The problem again, is time. The longer it takes Abbas and Olmert to create a peace plan, the less likely such plans will actually be enacted; because while moderates are quietly negotiating, rejectionists are loudly preaching resistance. According to Makovsky, one of the political slogans of Hamas was: "better three years of resistance than ten years of negotiation." And for both the Arab and Israeli general public, the long, drawn out talks seem like a re-run of the past thirty years -- of failed attempts and empty chatter. If the peace talks begin to disintegrate, or no concrete results are produced, Makovsky fears that Abbas and Olmert will be unable to win re-election. If pragmatic moderation fails, future attempts at reconciliation will be crowded out by harsher, more extreme alternatives.

But even with the slow pace of peace, a mutual respect between the two leaders endures. And the issues that are being negotiated -- Palestinian refugees, borders and Jerusalem -- are the very issues that form the core and identity of this crisis. It seems that for once, the matters that are the most sensitive and important are the same ones that are being discussed.

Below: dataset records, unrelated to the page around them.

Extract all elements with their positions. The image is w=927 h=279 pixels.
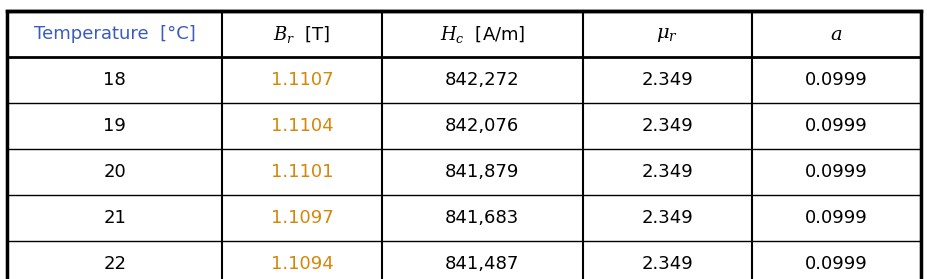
Text: 0.0999: 0.0999 (804, 71, 867, 89)
Text: $\mathit{\mu_r}$: $\mathit{\mu_r}$ (655, 25, 678, 44)
Text: 19: 19 (103, 117, 126, 135)
Text: 1.1104: 1.1104 (271, 117, 333, 135)
Text: 22: 22 (103, 255, 126, 273)
Text: 2.349: 2.349 (641, 117, 692, 135)
Text: 1.1107: 1.1107 (271, 71, 333, 89)
Text: 2.349: 2.349 (641, 255, 692, 273)
Text: 0.0999: 0.0999 (804, 209, 867, 227)
Text: 1.1101: 1.1101 (271, 163, 333, 181)
Text: $\mathit{H_c}$  [A/m]: $\mathit{H_c}$ [A/m] (439, 24, 525, 45)
Text: 842,076: 842,076 (445, 117, 519, 135)
Text: $\mathit{a}$: $\mathit{a}$ (829, 25, 842, 44)
Text: 2.349: 2.349 (641, 209, 692, 227)
Text: 842,272: 842,272 (444, 71, 519, 89)
Text: 841,683: 841,683 (445, 209, 519, 227)
Text: 2.349: 2.349 (641, 163, 692, 181)
Text: 1.1097: 1.1097 (271, 209, 333, 227)
Text: 20: 20 (103, 163, 126, 181)
Text: 841,487: 841,487 (445, 255, 519, 273)
Text: 0.0999: 0.0999 (804, 117, 867, 135)
Text: 2.349: 2.349 (641, 71, 692, 89)
Text: 0.0999: 0.0999 (804, 163, 867, 181)
Text: 841,879: 841,879 (445, 163, 519, 181)
Text: Temperature  [°C]: Temperature [°C] (33, 25, 196, 43)
Text: 0.0999: 0.0999 (804, 255, 867, 273)
Text: $\mathit{B_r}$  [T]: $\mathit{B_r}$ [T] (273, 24, 330, 45)
Text: 21: 21 (103, 209, 126, 227)
Text: 1.1094: 1.1094 (271, 255, 333, 273)
Text: 18: 18 (103, 71, 126, 89)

Where past peace plans called for a complete withdrawal of occupied territory, this plan recognizes that smaller steps have to be taken first. Makovsky believes that if Abbas and Olmert can improve life on the ground for Palestinians and Israelis in the West Bank, the two leaders can use their positive record to propose a broader peace involving Gaza and Jerusalem. Makovsky thinks that with improved security and infrastructure, Olmert and Abbas can build political momentum, win their re-elections, and secure more time to build peace.

Since both leaders have pledged to seek a plan, it seems unlikely that deep-set ideological differences are holding the Annapolis plan back. The slowness of this particular peace process can more accurately be attributed to the ongoing hostility between the two peoples and the complexity of negotiating incremental, detailed steps.Still, it will probably be the next American president who will have to pick up where Rice has left off.

In a way that may be foreign to us, to say that something is "history" while living in the Middle East is to mean that it is alive and present. The resentment and blood, so common in that part of the world, is rooted in a modern history that haunts Israelis and Arabs every day. But their recent history, their present, their occupation and terror seems more intertwined than it ever has been. Perhaps in their frustration, in their loss, in their resilient suffering, they have taken one step closer to each other.